Expected value of $e^{vS}$, where $S$ is an exponential I am studying queueing theory and in particular I am dealing with priority queues with preemption.
I found this very interesting paper that treats various topics of interest.
The system is composed of two queues and only one service. One of the two queues has higher priority and preempt the other. So the competition time of a job on the lower queue is:
$$C = S + \sum_{i=0}^{N}S'(i) + \sum_{i=0}^{N}D(i)$$
where $S$ is the service time without interruption from the higher priority jobs, $D$ is the duration of the interruption and $S'$ is the portion of a potential service time duration (since after the interruption, the job begins from the begin and a new independent service time is added).
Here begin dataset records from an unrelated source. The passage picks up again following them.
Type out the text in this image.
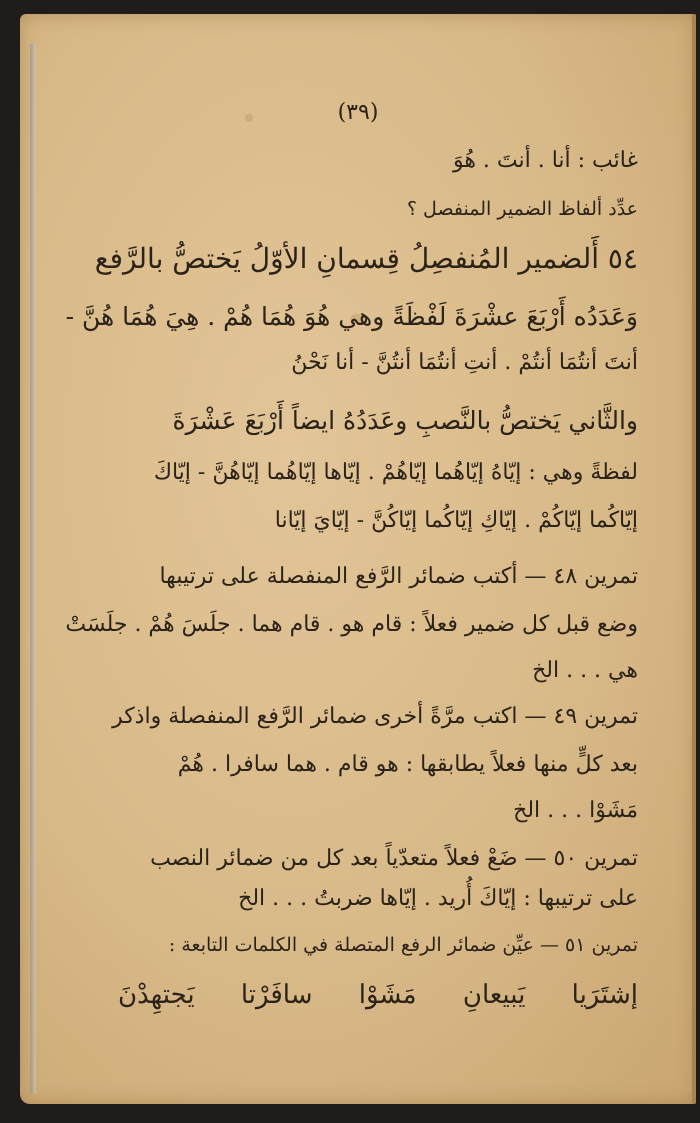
(٣٩)
غائب : أنا . أنتَ . هُوَ
عدِّد ألفاظ الضمير المنفصل ؟
٥٤ أَلضمير المُنفصِلُ قِسمانِ الأوّلُ يَختصُّ بالرَّفع
وَعَدَدُه أَرْبَعَ عشْرَةَ لَفْظَةً وهي هُوَ هُمَا هُمْ . هِيَ هُمَا هُنَّ -
أنتَ أنتُمَا أنتُمْ . أنتِ أنتُمَا أنتُنَّ - أنا نَحْنُ
والثَّاني يَختصُّ بالنَّصبِ وعَدَدُهُ ايضاً أَرْبَعَ عَشْرَةَ
لفظةً وهي : إيّاهُ إيّاهُما إيّاهُمْ . إيّاها إيّاهُما إيّاهُنَّ - إيّاكَ
إيّاكُما إيّاكُمْ . إيّاكِ إيّاكُما إيّاكُنَّ - إيّايَ إيّانا
تمرين ٤٨ — أكتب ضمائر الرَّفع المنفصلة على ترتيبها
وضع قبل كل ضمير فعلاً : قام هو . قام هما . جلَسَ هُمْ . جلَسَتْ
هي . . . الخ
تمرين ٤٩ — اكتب مرَّةً أخرى ضمائر الرَّفع المنفصلة واذكر
بعد كلٍّ منها فعلاً يطابقها : هو قام . هما سافرا . هُمْ
مَشَوْا . . . الخ
تمرين ٥٠ — ضَعْ فعلاً متعدّياً بعد كل من ضمائر النصب
على ترتيبها : إيّاكَ أُريد . إيّاها ضربتُ . . . الخ
تمرين ٥١ — عيِّن ضمائر الرفع المتصلة في الكلمات التابعة :
إشتَرَيا
يَبيعانِ
مَشَوْا
سافَرْتا
يَجتهِدْنَ
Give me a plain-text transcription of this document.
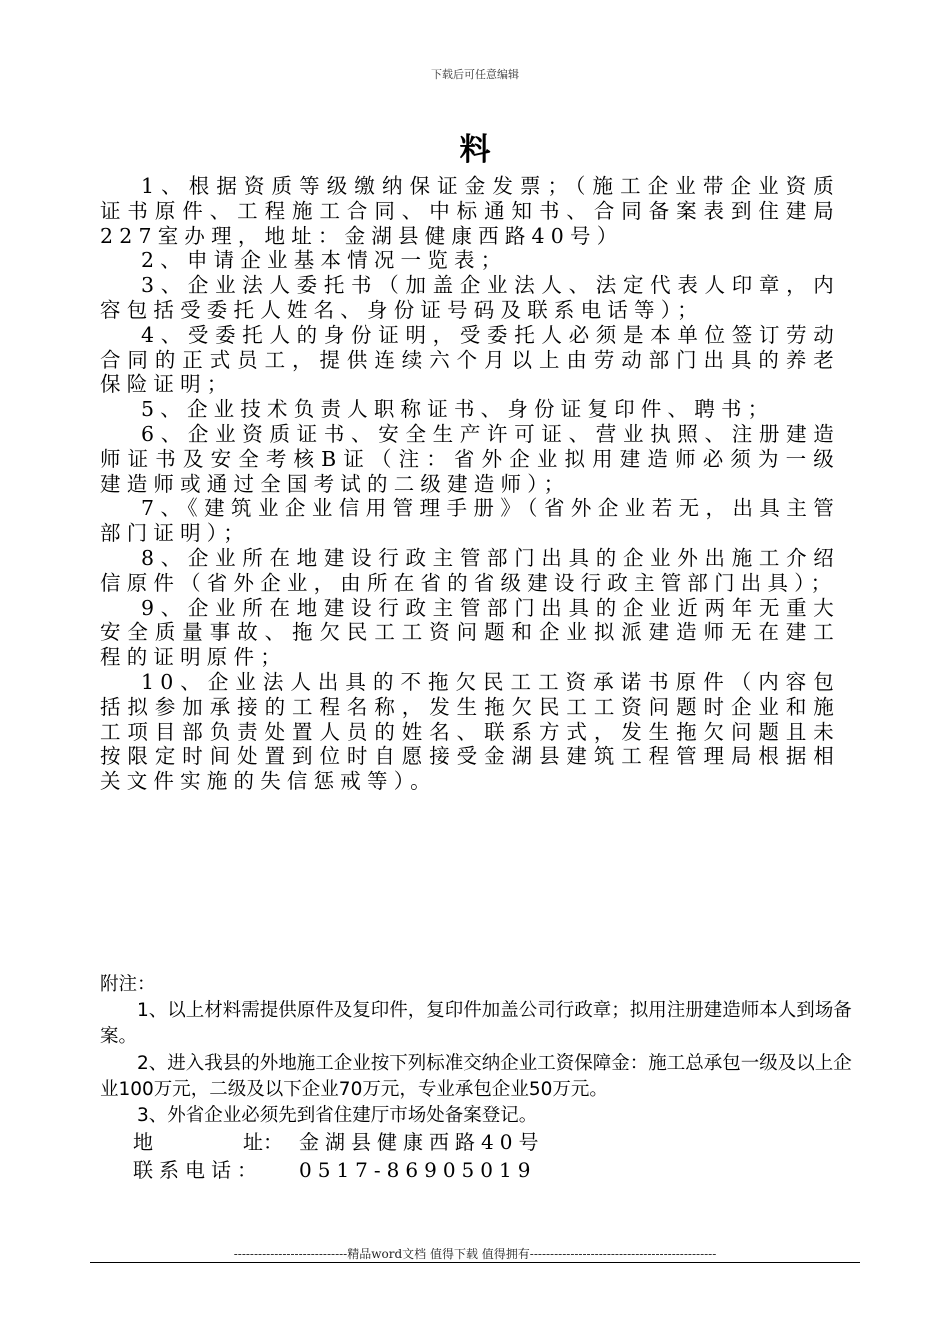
下载后可任意编辑
料

1、根据资质等级缴纳保证金发票；（施工企业带企业资质证书原件、工程施工合同、中标通知书、合同备案表到住建局227室办理，地址：金湖县健康西路40号）

2、申请企业基本情况一览表；

3、企业法人委托书（加盖企业法人、法定代表人印章，内容包括受委托人姓名、身份证号码及联系电话等）；

4、受委托人的身份证明，受委托人必须是本单位签订劳动合同的正式员工，提供连续六个月以上由劳动部门出具的养老保险证明；

5、企业技术负责人职称证书、身份证复印件、聘书；

6、企业资质证书、安全生产许可证、营业执照、注册建造师证书及安全考核B证（注：省外企业拟用建造师必须为一级建造师或通过全国考试的二级建造师）；

7、《建筑业企业信用管理手册》（省外企业若无，出具主管部门证明）；

8、企业所在地建设行政主管部门出具的企业外出施工介绍信原件（省外企业，由所在省的省级建设行政主管部门出具）；

9、企业所在地建设行政主管部门出具的企业近两年无重大安全质量事故、拖欠民工工资问题和企业拟派建造师无在建工程的证明原件；

10、企业法人出具的不拖欠民工工资承诺书原件（内容包括拟参加承接的工程名称，发生拖欠民工工资问题时企业和施工项目部负责处置人员的姓名、联系方式，发生拖欠问题且未按限定时间处置到位时自愿接受金湖县建筑工程管理局根据相关文件实施的失信惩戒等）。

附注：

1、以上材料需提供原件及复印件，复印件加盖公司行政章；拟用注册建造师本人到场备案。

2、进入我县的外地施工企业按下列标准交纳企业工资保障金：施工总承包一级及以上企业100万元，二级及以下企业70万元，专业承包企业50万元。

3、外省企业必须先到省住建厅市场处备案登记。

地	址： 金湖县健康西路40号
联系电话：	0517-86905019
----------------------------精品word文档 值得下载 值得拥有----------------------------------------------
The server has a service time $S$.
The jobs with higher priority appear with a Poisson process with rate $\upsilon$
In the paper the expected value of the competition time is: 
$$
E(C) = (E(e^{\upsilon S})-1 )(E(D) + \frac{1}{\upsilon})$$
where $E(D)$ is known.
My problem is with $E(e^{\upsilon S})-1$ . In my calculations, $S$, the service time, is a random variable like $\lambda e^{-\lambda x} \frac{1}{C}$, since the jobs length is exponential and where $C$ is the server speed.
To compute the expected value I used this formula (present in my notes): given X a RV and Y = g(X), then $E[Y] = E[g(X)] = \int_{-\infty}^{\infty}g(x)f(x) dx$, so $$ \int_{0}^{\infty}e^{\upsilon x}\lambda e^{-\lambda x}\frac{1}{C} dx = \frac{1}{C}\frac{\lambda}{\lambda -\upsilon}$$since $\upsilon - \lambda < 0$. But this quantity, given fixed values for $\upsilon, \lambda$ and $C$ is less than $1$ so the final result would be negative!
Where am I wrong?
 A: I am not going to wade through the initial queueing model, so I'll just take your word for it that you want to find the expected value of $e^{vS}$ where $S$ is an exponential random variable.  This being the case, what you are looking for here is the moment generating function of an exponential random variable.  From what you say in your comments, it appears to me that you have a random variable $S \sim \text{Exp}(\lambda/C)$ with rate parameter $\lambda/C$.  (You have stated the PDF for this random variable incorrectly.)
Using the correct density function for this random variable, and applying the law of the unconscious statistician gives:
$$\begin{equation} \begin{aligned}
M_S(v) \equiv \mathbb{E}(\exp(vS))
&= \int \limits_0^\infty \exp(vs) \cdot \frac{\lambda}{C} \exp \Big( - \frac{\lambda}{C} \cdot s \Big) \ ds \\[6pt]
&= \frac{\lambda}{C} \int \limits_0^\infty \exp \Big( - \frac{\lambda-vC}{C} \cdot s \Big)  \ ds \\[6pt]
&= \begin{cases}
\frac{\lambda}{\lambda-vC} & & & \text{for } v < \lambda / C, \\
\infty & & & \text{otherwise}. \\ 
\end{cases} \\[6pt]
\end{aligned} \end{equation}$$
In your working you have made a few errors.  Firstly, you have written the density function incorrectly.  More importantly, the integral you are calculating diverges when $v \geqslant \lambda /C$, so it is not correct to assert the same formula for the MGF in this case.